Le rachat sera ouvert dès 2004, sans condition d’âge ; il pourra aller jusqu’à 3 années rachetées ; il sera proposé à un prix correspondant au coût actuariellement neutre et vous pourrez étaler vos paiements dans la limite de trois ans. Pour les périodes ayant donné lieu à un versement insuffisant, le rachat pourra se faire jusqu’à quatre trimestres maximum.
Le rachat ne pourra avoir évidemment pour effet de contrevenir à la règle selon laquelle, pour une année donnée, les trimestres validés sont retenus dans la limite de 4. Les caisses vous informeront du nombre de trimestres validés pour chaque année civile.
> Quelle est la durée d’assurance dont on tient compte pour le calcul de la retraite ?
Dans le régime général, de même que dans les régimes dit "alignés" (artisans, commerçants, salariés agricoles), ce que l’on désigne communément par "durée d’assurance" entre en ligne de compte à deux égards et de deux façons différentes :
- pour déterminer le taux de calcul de la pension : on tient alors compte du total des périodes d’assurance ou reconnues équivalentes que vous avez validées auprès du régime général mais aussi, le cas échéant, des autres régimes d’assurance ; l’application de ce taux au salaire annuel moyen permet d’obtenir le montant "théorique" de la pension ;
- pour déterminer si vous avez droit a tout ou partie de cette pension théorique : on tient alors compte des seules périodes d’assurance validées auprès du régime général. Cette donnée que l’on divise par la durée d’assurance maximale prise en compte par ce même régime ; le rapport obtenu, appliqué à la pension théorique, conduit à la pension qui vous est effectivement due ; c’est cette opération qu’on qualifie usuellement de " proratisation".
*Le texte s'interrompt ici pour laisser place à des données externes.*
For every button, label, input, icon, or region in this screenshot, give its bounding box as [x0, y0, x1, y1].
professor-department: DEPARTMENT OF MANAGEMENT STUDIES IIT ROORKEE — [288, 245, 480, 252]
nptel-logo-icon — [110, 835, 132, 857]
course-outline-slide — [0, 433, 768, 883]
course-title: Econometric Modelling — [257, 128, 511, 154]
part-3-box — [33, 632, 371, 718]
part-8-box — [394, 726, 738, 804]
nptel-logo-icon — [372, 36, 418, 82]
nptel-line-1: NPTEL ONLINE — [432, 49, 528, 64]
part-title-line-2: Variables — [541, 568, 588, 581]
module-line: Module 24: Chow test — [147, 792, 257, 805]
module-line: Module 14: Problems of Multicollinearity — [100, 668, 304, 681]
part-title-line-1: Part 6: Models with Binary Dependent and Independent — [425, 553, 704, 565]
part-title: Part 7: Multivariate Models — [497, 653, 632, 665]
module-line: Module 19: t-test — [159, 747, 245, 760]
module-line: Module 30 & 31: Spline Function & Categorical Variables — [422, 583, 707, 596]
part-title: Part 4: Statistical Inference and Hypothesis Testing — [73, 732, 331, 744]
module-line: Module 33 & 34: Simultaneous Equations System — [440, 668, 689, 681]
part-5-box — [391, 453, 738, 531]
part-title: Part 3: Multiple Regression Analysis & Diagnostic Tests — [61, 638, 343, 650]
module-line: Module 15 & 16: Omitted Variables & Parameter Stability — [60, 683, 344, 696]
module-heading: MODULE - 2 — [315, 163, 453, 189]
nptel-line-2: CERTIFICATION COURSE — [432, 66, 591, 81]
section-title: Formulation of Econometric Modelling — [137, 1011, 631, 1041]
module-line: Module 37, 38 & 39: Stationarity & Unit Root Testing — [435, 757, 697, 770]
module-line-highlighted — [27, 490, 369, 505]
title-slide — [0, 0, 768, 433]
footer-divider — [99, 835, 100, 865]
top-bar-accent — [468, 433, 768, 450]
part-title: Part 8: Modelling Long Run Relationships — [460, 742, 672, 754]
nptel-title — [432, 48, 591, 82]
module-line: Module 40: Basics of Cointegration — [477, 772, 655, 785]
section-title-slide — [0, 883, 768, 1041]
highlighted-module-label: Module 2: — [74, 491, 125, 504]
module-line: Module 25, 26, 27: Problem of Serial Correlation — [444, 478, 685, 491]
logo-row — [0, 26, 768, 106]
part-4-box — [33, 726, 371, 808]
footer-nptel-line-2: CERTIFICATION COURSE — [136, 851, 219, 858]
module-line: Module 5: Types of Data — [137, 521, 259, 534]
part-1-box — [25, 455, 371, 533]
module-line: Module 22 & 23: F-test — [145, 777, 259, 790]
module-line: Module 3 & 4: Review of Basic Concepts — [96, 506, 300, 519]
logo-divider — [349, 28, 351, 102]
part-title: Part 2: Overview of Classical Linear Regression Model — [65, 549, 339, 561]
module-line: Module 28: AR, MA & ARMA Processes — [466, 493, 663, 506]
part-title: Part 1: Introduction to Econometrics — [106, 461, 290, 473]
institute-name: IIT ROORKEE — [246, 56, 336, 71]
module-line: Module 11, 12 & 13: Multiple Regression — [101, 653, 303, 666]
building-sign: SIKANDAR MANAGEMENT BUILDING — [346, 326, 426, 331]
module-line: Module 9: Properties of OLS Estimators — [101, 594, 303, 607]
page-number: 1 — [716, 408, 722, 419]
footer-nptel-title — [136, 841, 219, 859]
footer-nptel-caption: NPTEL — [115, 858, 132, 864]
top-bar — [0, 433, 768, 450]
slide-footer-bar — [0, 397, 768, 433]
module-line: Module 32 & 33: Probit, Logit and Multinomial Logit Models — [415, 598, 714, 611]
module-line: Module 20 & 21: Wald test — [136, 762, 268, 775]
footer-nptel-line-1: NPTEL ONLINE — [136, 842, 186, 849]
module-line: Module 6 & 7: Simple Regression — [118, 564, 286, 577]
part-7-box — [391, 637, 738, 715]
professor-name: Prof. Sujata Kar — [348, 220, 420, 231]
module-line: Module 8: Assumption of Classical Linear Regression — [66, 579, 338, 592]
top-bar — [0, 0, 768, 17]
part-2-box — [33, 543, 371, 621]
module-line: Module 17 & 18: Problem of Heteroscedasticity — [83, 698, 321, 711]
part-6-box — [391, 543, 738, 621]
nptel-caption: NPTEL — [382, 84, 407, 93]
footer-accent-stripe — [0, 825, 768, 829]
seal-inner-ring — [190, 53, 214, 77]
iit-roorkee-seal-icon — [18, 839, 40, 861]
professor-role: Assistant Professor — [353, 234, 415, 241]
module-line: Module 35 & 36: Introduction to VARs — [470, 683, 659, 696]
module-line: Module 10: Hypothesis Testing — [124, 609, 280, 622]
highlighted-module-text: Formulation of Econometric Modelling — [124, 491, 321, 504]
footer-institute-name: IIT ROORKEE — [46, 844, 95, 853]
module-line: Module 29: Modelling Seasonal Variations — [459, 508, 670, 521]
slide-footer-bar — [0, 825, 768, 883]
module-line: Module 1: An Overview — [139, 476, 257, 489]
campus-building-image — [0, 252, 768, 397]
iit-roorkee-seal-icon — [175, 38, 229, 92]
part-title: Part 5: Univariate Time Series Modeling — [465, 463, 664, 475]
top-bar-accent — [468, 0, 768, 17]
L’une des conséquences de la loi du 21 août 2003 est l’augmentation de la durée d’assurance maximale applicable dans le régime général et les régimes alignés : aujourd’hui fixée à 150 trimestres, elle doit progressivement augmenter pour atteindre 160 trimestres en 2008 (ainsi, si vous avez accompli 160 trimestres tous régimes confondus, dont 120 au régime général, celui-ci lui sert une pension calculée certes au taux plein, mais à hauteur de 120/150èmes en 2003 et de 120/160èmes en 2008).
> Existe-t-il des périodes assimilées pour la validation des retraites au niveau du régime sécurité sociale ?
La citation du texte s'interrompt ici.